Assessing your data is the second step in the data-wrangling process. When data wranglers are assessing data, they're inspecting their datasets for two things:

> **Data quality** issues like missing, duplicates, or incorrect data. This is called **dirty data**. Inaccurate data is an example of dirty data, i.e., a data quality issue. High data quality is crucial for obtaining reliable insights and driving informed decision-making.


> **Data structural** issues like data have different formats. This is called **messy data**. Unorganized data is an example of messy data, i.e., a data structural issue.
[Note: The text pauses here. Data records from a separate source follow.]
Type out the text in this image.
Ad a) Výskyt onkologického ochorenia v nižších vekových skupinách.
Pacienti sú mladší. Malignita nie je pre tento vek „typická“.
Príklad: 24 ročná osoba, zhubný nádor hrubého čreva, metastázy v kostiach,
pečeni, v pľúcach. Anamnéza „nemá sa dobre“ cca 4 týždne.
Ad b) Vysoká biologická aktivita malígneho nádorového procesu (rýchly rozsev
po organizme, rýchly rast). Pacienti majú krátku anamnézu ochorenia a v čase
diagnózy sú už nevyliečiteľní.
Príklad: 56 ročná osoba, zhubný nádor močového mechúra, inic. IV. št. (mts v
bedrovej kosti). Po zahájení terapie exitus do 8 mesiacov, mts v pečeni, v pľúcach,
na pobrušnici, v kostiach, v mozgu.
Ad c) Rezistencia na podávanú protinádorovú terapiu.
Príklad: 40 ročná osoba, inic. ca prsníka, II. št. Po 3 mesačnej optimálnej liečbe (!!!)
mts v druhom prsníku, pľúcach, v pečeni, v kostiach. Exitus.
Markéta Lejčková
With tidy data, we can focus on performing additional assessments and cleaning without dealing with roadblocks around getting the data into a structure that's easier to view and parse.


You can search for these issues in two ways:
> Visually by scrolling
    
> Programmatically using code

Remember to document the data issue when you detect it to make cleaning easier.

## dimensions of Data Quality
Let's recap the key dimensions of data quality:

- **Completeness** is a metric that helps you understand whether your data is sufficient to answer interesting questions or solve your problem.
- **Validity** is a metric helping you understand how well your data conforms to a defined set of rules for data, also known as a schema.
- **Accuracy** is a metric that helps you understand whether your data accurately represents the reality it aims to depict.
- **Consistency** is a metric that helps you understand two things: whether your data follows a standard format and whether your data’s info matches with information from other data sources.
- **Uniqueness** is a metric that helps you understand whether there are duplicate or overlapping values in your data.

## Assessment
Visual + Programmatic assessment - inspect records

    .head()
    .tail()
    .sample()

Summary of dataframe

    .info()
    .describe()

Retrieve specific information

    .isnull()
    .sort_values()
    .value_counts()
    .duplicated()
    .min()